Wie schützen Sie sich künftig vor solchen Abbuchungen?

  • Kontobewegungen regelmäßig prüfen: Achten Sie auch auf kleinere Beträge.
  • Unbekannte Anrufe ignorieren: Legen Sie bei Fragen zu Bankdaten sofort auf.
  • Keine sensiblen Daten am Telefon preisgeben: Geben Sie keine Kontodaten oder persönliche Informationen weiter.
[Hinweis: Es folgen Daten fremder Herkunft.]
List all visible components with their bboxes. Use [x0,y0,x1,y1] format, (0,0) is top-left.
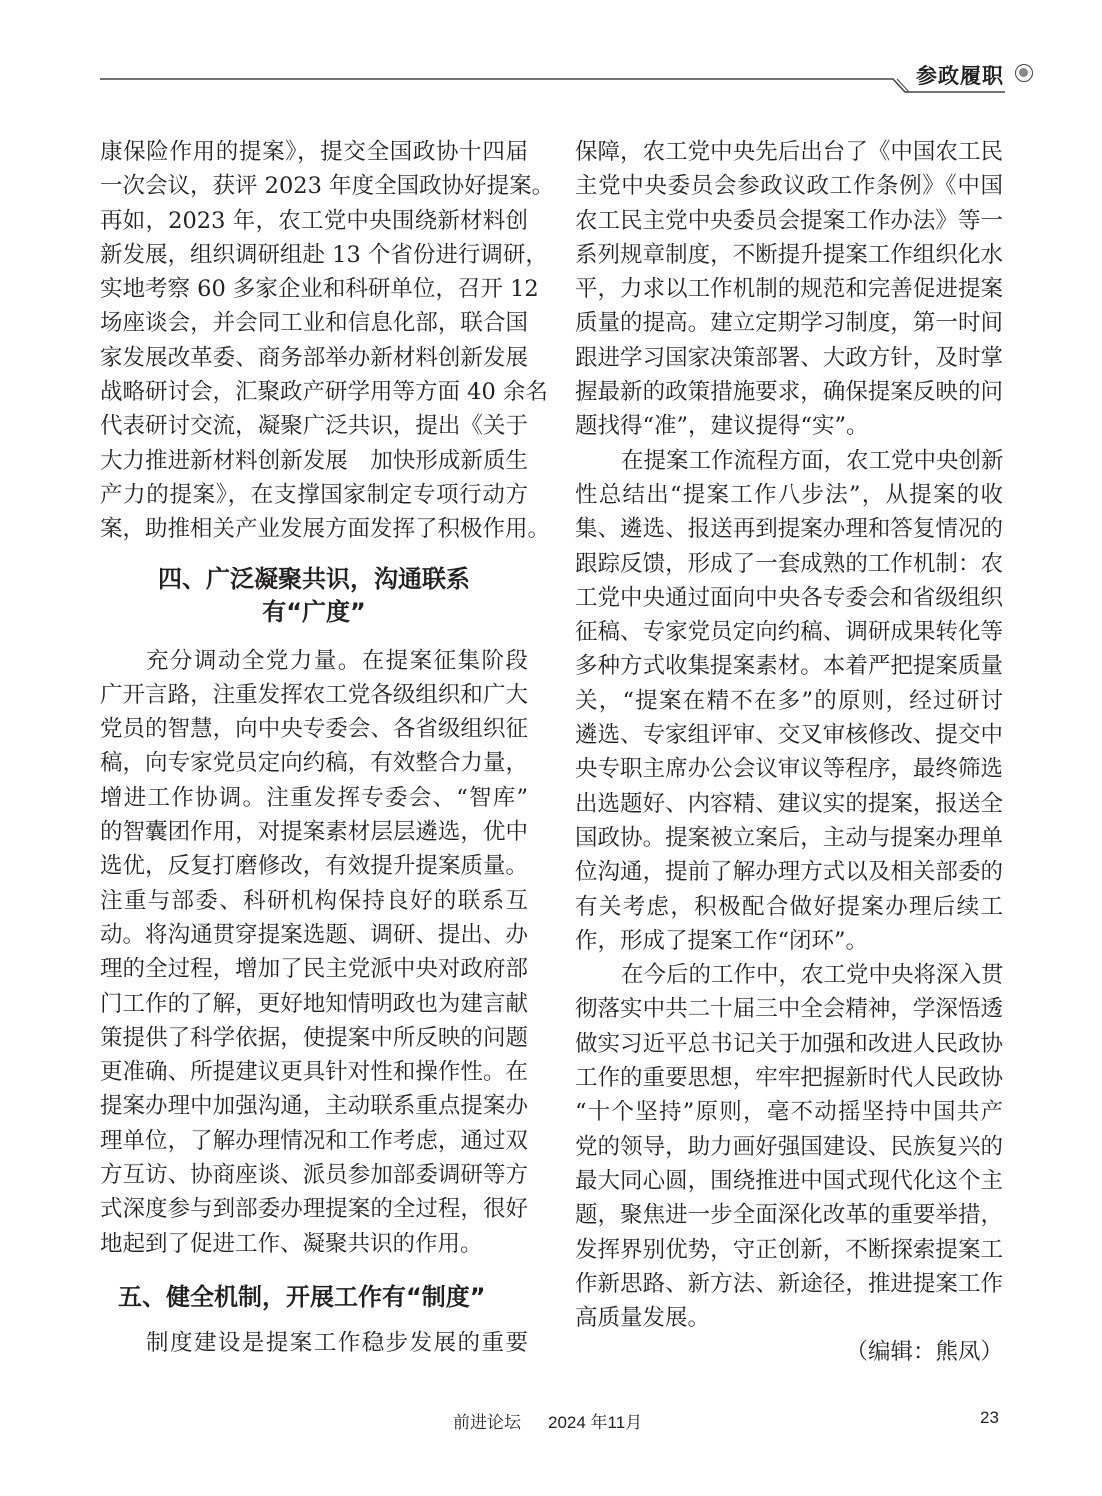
text-line: 高质量发展。 [575,1305,711,1332]
text-line: 多种方式收集提案素材。本着严把提案质量 [575,653,1003,680]
text-line: 央专职主席办公会议审议等程序，最终筛选 [575,756,1003,783]
text-line: 作，形成了提案工作“闭环”。 [575,927,869,954]
text-line: 充分调动全党力量。在提案征集阶段 [146,647,528,674]
header-rule [0,0,1102,110]
text-line: 作新思路、新方法、新途径，推进提案工作 [575,1270,1003,1297]
editor-credit: （编辑：熊凤） [845,1339,1003,1366]
issue-date: 2024 年11月 [548,1413,643,1432]
paragraph [575,135,1003,444]
text-line: 案，助推相关产业发展方面发挥了积极作用。 [100,516,551,543]
text-line: 集、遴选、报送再到提案办理和答复情况的 [575,516,1003,543]
paragraph [575,444,1003,958]
text-line: 题找得“准”，建议提得“实”。 [575,413,869,440]
text-line: 动。将沟通贯穿提案选题、调研、提出、办 [100,921,528,948]
text-line: 跟进学习国家决策部署、大政方针，及时掌 [575,344,1003,371]
text-line: 工作的重要思想，牢牢把握新时代人民政协 [575,1065,1003,1092]
text-line: 遴选、专家组评审、交叉审核修改、提交中 [575,722,1003,749]
text-line: 在提案工作流程方面，农工党中央创新 [621,447,1004,474]
right-column [575,135,1003,1370]
text-line: 征稿、专家党员定向约稿、调研成果转化等 [575,619,1003,646]
text-line: 握最新的政策措施要求，确保提案反映的问 [575,379,1003,406]
text-line: 平，力求以工作机制的规范和完善促进提案 [575,276,1003,303]
text-line: 关，“提案在精不在多”的原则，经过研讨 [575,687,1003,714]
text-line: 题，聚焦进一步全面深化改革的重要举措， [575,1202,1003,1229]
text-line: 工党中央通过面向中央各专委会和省级组织 [575,584,1003,611]
text-line: 康保险作用的提案》，提交全国政协十四届 [100,139,528,165]
text-line: 提案办理中加强沟通，主动联系重点提案办 [100,1093,528,1120]
text-line: 家发展改革委、商务部举办新材料创新发展 [100,344,528,371]
text-line: 地起到了促进工作、凝聚共识的作用。 [100,1230,483,1257]
text-line: 党的领导，助力画好强国建设、民族复兴的 [575,1133,1003,1160]
text-line: 一次会议，获评 2023 年度全国政协好提案。 [100,173,555,200]
text-line: 再如，2023 年，农工党中央围绕新材料创 [100,207,528,234]
page-number: 23 [980,1408,999,1427]
text-line: 党员的智慧，向中央专委会、各省级组织征 [100,716,528,743]
section-title: 参政履职 [916,63,1004,88]
text-line: 理的全过程，增加了民主党派中央对政府部 [100,956,528,983]
text-line: 场座谈会，并会同工业和信息化部，联合国 [100,310,528,337]
text-line: 发挥界别优势，守正创新，不断探索提案工 [575,1236,1003,1263]
text-line: 跟踪反馈，形成了一套成熟的工作机制：农 [575,550,1003,577]
text-line: “十个坚持”原则，毫不动摇坚持中国共产 [575,1099,1003,1126]
paragraph [100,1326,528,1360]
paragraph [575,958,1003,1335]
text-line: 代表研讨交流，凝聚广泛共识，提出《关于 [100,413,528,440]
text-line: 更准确、所提建议更具针对性和操作性。在 [100,1059,528,1086]
text-line: 增进工作协调。注重发挥专委会、“智库” [100,784,528,811]
text-line: 注重与部委、科研机构保持良好的联系互 [100,887,528,914]
target-circle-icon [1015,64,1033,82]
text-line: 广开言路，注重发挥农工党各级组织和广大 [100,681,528,708]
text-line: 大力推进新材料创新发展 加快形成新质生 [100,447,528,474]
paragraph [100,644,528,1261]
paragraph [100,135,555,547]
text-line: 农工民主党中央委员会提案工作办法》等一 [575,207,1003,234]
section-heading-4 [100,563,528,629]
text-line: 制度建设是提案工作稳步发展的重要 [146,1329,528,1356]
heading-line: 有“广度” [262,597,366,626]
text-line: 策提供了科学依据，使提案中所反映的问题 [100,1024,528,1051]
left-column [100,135,555,1360]
journal-name: 前进论坛 [453,1413,521,1432]
text-line: 方互访、协商座谈、派员参加部委调研等方 [100,1162,528,1189]
text-line: 选优，反复打磨修改，有效提升提案质量。 [100,853,528,880]
text-line: 式深度参与到部委办理提案的全过程，很好 [100,1196,528,1223]
text-line: 在今后的工作中，农工党中央将深入贯 [621,962,1004,989]
text-line: 最大同心圆，围绕推进中国式现代化这个主 [575,1167,1003,1194]
text-line: 产力的提案》，在支撑国家制定专项行动方 [100,481,528,508]
text-line: 战略研讨会，汇聚政产研学用等方面 40 余名 [100,379,548,406]
text-line: 性总结出“提案工作八步法”，从提案的收 [575,481,1003,508]
text-line: 新发展，组织调研组赴 13 个省份进行调研， [100,241,548,268]
text-line: 有关考虑，积极配合做好提案办理后续工 [575,893,1003,920]
text-line: 做实习近平总书记关于加强和改进人民政协 [575,1030,1003,1057]
text-line: 的智囊团作用，对提案素材层层遴选，优中 [100,819,528,846]
text-line: 国政协。提案被立案后，主动与提案办理单 [575,824,1003,851]
text-line: 保障，农工党中央先后出台了《中国农工民 [575,139,1003,165]
text-line: 稿，向专家党员定向约稿，有效整合力量， [100,750,528,777]
heading-line: 四、广泛凝聚共识，沟通联系 [158,564,470,593]
text-line: 理单位，了解办理情况和工作考虑，通过双 [100,1127,528,1154]
text-line: 主党中央委员会参政议政工作条例》《中国 [575,173,1003,200]
text-line: 位沟通，提前了解办理方式以及相关部委的 [575,859,1003,886]
text-line: 系列规章制度，不断提升提案工作组织化水 [575,241,1003,268]
text-line: 彻落实中共二十届三中全会精神，学深悟透 [575,996,1003,1023]
text-line: 出选题好、内容精、建议实的提案，报送全 [575,790,1003,817]
text-line: 质量的提高。建立定期学习制度，第一时间 [575,310,1003,337]
section-heading-5: 五、健全机制，开展工作有“制度” [118,1282,486,1311]
text-line: 实地考察 60 多家企业和科研单位，召开 12 [100,276,539,303]
text-line: 门工作的了解，更好地知情明政也为建言献 [100,990,528,1017]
Unerlaubte Werbeanrufe melden:

Wenn Sie von Werbeanrufen betroffen sind, können Sie diese der Verbraucherzentrale oder der Bundesnetzagentur melden. Notieren Sie sich dazu Datum, Uhrzeit, Telefonnummer und den Inhalt des Gesprächs. Die Bundesnetzagentur kann Rufnummern abschalten und Bußgelder verhängen – 2023 wurden so über 1,4 Millionen Euro an Strafen verhängt. Nutzen Sie zur Meldung das Online-Formular der Bundesnetzagentur oder schreiben Sie an rufnummernmissbrauch@bnetza.de 

 


* Quelle: Die Auswertungen der Beschwerdestatistik basieren auf der Vorgangserfassung aller 16 Verbraucherzentralen in den insgesamt rund 200 Beratungsstellen in Deutschland. Die Vorgangserfassung stellt die statistische Erfassung aller Verbraucheranliegen dar, die im Rahmen der institutionellen Verbraucherarbeit an die Verbraucherzentralen herangetragen werden. Direkte Rückschlüsse auf die Häufigkeit des Vorkommens bestimmter Verbraucherprobleme in der Gesamtbevölkerung sind daraus jedoch nicht ableitbar.